Our national media are covering this war as if we were "losing the peace"--even though we are not at peace and we are not losing. Why are they doing this? Because they are desperate to spin the world situation in such a way as to bring down President Bush.
It's not just the war, of course. Notice that even though our recent recession began under President Clinton, the media invariably refer to it as if Mr. Bush had caused it; and even though by every measure, the recession is over, they still cover it as if the American economy were in desperate shape.
This is the same trick they played on the first President Bush, for his recession was also over before the election--but the media worked very hard to conceal it from the American public. They did it as they're doing it now, with yes-but coverage: Yes, the economy is growing again, but there aren't any new jobs. Yes, there are new jobs now, but they're not good jobs.
And that's how they're covering the war. Yes, the Taliban were toppled, but there are still guerrillas fighting against us in various regions of Afghanistan. (As if anyone ever expected anything else.) Yes, Saddam was driven out of power incredibly quickly and with scant loss of life on either side, but our forces were not adequately prepared to do all the nonmilitary jobs that devolved on them as an occupying army.
Ultimately, the outcome of this war is going to depend more on the American people than anything that happens on the battlefield. Are we going to be suckered again the way we were in 1992, when we allowed ourselves to be deceived about our own recent history and current events?

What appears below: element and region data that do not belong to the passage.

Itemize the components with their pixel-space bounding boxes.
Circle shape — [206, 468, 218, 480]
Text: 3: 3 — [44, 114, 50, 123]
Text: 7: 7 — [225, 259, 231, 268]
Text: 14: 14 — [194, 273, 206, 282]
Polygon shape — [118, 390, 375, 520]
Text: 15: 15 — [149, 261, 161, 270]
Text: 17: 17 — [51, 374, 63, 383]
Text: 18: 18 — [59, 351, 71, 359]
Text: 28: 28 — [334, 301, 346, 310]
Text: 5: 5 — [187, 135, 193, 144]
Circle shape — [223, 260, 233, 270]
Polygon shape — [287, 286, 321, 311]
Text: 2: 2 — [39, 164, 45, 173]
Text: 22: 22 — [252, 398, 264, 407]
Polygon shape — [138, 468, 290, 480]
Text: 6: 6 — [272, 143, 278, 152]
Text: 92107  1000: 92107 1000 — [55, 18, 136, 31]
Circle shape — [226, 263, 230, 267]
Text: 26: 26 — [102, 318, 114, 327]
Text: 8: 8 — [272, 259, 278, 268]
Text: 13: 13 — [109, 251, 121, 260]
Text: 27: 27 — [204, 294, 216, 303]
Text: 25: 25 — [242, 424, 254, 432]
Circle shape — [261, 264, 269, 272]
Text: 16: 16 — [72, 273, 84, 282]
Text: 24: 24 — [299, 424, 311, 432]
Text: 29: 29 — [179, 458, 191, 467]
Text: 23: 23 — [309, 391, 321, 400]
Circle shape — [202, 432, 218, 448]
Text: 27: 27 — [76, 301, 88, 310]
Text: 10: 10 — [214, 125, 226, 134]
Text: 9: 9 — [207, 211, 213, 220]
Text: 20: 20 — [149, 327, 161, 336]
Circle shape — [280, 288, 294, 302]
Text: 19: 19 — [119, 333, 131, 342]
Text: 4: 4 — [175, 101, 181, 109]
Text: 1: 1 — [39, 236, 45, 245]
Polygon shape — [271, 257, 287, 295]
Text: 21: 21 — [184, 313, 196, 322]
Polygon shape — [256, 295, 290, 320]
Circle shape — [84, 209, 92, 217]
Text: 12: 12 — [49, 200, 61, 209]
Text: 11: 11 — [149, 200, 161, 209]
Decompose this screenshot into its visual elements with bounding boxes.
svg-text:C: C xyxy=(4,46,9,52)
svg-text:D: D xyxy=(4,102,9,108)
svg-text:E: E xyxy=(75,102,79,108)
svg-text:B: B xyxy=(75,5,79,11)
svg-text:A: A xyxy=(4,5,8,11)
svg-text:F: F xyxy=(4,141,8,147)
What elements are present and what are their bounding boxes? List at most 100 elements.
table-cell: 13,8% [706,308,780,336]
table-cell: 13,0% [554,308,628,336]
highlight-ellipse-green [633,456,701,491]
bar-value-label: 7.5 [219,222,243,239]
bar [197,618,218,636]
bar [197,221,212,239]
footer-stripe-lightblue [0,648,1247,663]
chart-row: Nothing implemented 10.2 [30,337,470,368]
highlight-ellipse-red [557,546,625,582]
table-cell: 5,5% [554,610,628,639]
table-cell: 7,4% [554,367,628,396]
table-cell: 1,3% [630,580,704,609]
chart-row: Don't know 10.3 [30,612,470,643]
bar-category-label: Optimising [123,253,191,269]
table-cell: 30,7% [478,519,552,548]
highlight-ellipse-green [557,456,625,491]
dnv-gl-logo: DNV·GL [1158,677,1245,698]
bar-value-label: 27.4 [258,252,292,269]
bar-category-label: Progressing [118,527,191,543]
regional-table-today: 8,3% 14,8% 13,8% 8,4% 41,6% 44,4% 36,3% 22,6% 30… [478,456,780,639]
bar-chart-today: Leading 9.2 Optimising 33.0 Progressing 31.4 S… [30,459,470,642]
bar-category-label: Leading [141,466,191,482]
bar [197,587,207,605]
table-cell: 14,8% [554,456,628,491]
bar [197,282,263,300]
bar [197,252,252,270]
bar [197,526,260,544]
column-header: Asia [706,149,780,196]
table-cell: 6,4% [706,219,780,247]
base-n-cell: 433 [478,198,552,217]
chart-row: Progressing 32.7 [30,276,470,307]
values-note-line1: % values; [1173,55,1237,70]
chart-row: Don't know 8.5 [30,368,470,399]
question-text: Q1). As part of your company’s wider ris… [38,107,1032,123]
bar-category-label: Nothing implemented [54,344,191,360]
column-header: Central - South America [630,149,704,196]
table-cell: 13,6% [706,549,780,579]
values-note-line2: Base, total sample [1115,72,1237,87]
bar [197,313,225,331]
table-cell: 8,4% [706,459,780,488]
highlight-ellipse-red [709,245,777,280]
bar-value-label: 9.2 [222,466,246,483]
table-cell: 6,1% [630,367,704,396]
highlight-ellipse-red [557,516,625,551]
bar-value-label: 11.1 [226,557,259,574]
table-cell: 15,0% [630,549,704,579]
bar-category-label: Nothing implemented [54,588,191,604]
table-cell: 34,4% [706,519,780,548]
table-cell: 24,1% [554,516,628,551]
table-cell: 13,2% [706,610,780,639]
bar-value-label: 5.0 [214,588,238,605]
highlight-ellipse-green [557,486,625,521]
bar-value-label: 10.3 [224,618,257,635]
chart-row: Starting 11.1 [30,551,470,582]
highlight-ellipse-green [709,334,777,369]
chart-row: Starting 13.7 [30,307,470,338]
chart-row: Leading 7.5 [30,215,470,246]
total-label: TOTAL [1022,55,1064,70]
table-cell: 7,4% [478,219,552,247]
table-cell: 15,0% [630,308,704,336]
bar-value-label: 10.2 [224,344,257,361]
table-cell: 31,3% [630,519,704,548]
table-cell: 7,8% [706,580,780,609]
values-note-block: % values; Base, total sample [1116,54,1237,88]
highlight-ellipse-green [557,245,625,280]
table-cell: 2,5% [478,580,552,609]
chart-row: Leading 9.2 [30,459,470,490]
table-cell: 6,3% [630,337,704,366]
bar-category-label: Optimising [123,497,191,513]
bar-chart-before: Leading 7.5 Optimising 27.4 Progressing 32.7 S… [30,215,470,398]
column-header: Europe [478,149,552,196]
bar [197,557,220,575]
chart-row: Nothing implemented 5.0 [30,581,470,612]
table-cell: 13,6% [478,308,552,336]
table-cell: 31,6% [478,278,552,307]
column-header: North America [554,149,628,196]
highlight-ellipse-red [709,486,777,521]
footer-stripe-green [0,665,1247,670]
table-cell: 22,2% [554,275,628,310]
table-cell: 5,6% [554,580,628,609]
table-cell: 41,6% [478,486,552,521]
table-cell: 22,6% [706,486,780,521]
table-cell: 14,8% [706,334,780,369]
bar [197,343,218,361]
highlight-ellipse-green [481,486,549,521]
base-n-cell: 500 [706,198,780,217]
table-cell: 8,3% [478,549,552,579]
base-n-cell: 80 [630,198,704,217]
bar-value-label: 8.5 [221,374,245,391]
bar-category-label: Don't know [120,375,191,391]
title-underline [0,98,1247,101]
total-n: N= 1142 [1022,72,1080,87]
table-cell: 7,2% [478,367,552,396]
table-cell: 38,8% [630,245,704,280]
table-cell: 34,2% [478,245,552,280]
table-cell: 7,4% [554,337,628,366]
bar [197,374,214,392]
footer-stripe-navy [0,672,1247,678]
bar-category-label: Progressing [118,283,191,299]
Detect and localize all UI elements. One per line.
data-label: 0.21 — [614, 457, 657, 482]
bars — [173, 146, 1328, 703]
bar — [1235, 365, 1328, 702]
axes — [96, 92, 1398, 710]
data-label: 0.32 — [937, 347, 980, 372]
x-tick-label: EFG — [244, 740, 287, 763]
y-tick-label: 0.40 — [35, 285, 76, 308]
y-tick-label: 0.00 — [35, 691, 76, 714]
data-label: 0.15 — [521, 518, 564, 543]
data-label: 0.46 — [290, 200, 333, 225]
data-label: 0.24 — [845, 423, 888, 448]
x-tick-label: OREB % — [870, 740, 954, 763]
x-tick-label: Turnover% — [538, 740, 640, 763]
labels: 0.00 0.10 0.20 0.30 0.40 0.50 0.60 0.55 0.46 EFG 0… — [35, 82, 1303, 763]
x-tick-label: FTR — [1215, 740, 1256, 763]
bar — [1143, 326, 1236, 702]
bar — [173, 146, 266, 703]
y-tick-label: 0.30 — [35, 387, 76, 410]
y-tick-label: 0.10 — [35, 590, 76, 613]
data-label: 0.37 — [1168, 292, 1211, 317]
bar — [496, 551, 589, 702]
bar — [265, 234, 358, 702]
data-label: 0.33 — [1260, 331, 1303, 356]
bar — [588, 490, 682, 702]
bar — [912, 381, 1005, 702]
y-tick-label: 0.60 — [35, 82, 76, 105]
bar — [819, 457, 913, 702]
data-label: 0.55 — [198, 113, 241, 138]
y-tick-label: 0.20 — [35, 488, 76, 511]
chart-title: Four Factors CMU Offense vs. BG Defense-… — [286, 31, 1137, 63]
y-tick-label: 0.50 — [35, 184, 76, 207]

We are being lied to and "spun," and not in a trivial way. The kind of dishonest vitriolic hate campaign that in 2000 was conducted only before black audiences is now being played on the national stage; and the national media, instead of holding the liars' and haters' feet to the fire (as they do when the liars and haters are Republicans or conservatives), are cooperating in building up a false image of a failing economy and a lost war, when the truth is more nearly the exact opposite.
And in all the campaign rhetoric, I keep looking, as a Democrat, for a single candidate who is actually offering a significant improvement over the Republican policies that in fact don't work, while supporting or improving upon the American policies that will help make us and our children secure against terrorists.
We have enemies that have earned our hatred, and whom we should fear. They are fanatical terrorists who seek opportunities to kill American civilians here and Israeli civilians in Israel. But right now, our national media and the Democratic Party are trying to get us to believe that the people we should hate and fear are George W. Bush and the Republicans.
I can think of many, many reasons why the Republicans should not control both houses of Congress and the White House. But right now, if the alternative is the Democratic Party as led in Congress and as exemplified by the current candidates for the Democratic nomination, then I can't be the only Democrat who will, with great reluctance, vote not just for George W. Bush, but also for every other candidate of the only party that seems committed to fighting abroad to destroy the enemies that seek to kill us and our friends at home.
And if we elect a government that subverts or weakens or ends our war against terrorism, we can count on this: We will soon face enemies that will make 9/11 look like stubbing our toe, and they will attack us with the confidence and determination that come from knowing that we don't have the will to sustain a war all the way to the end.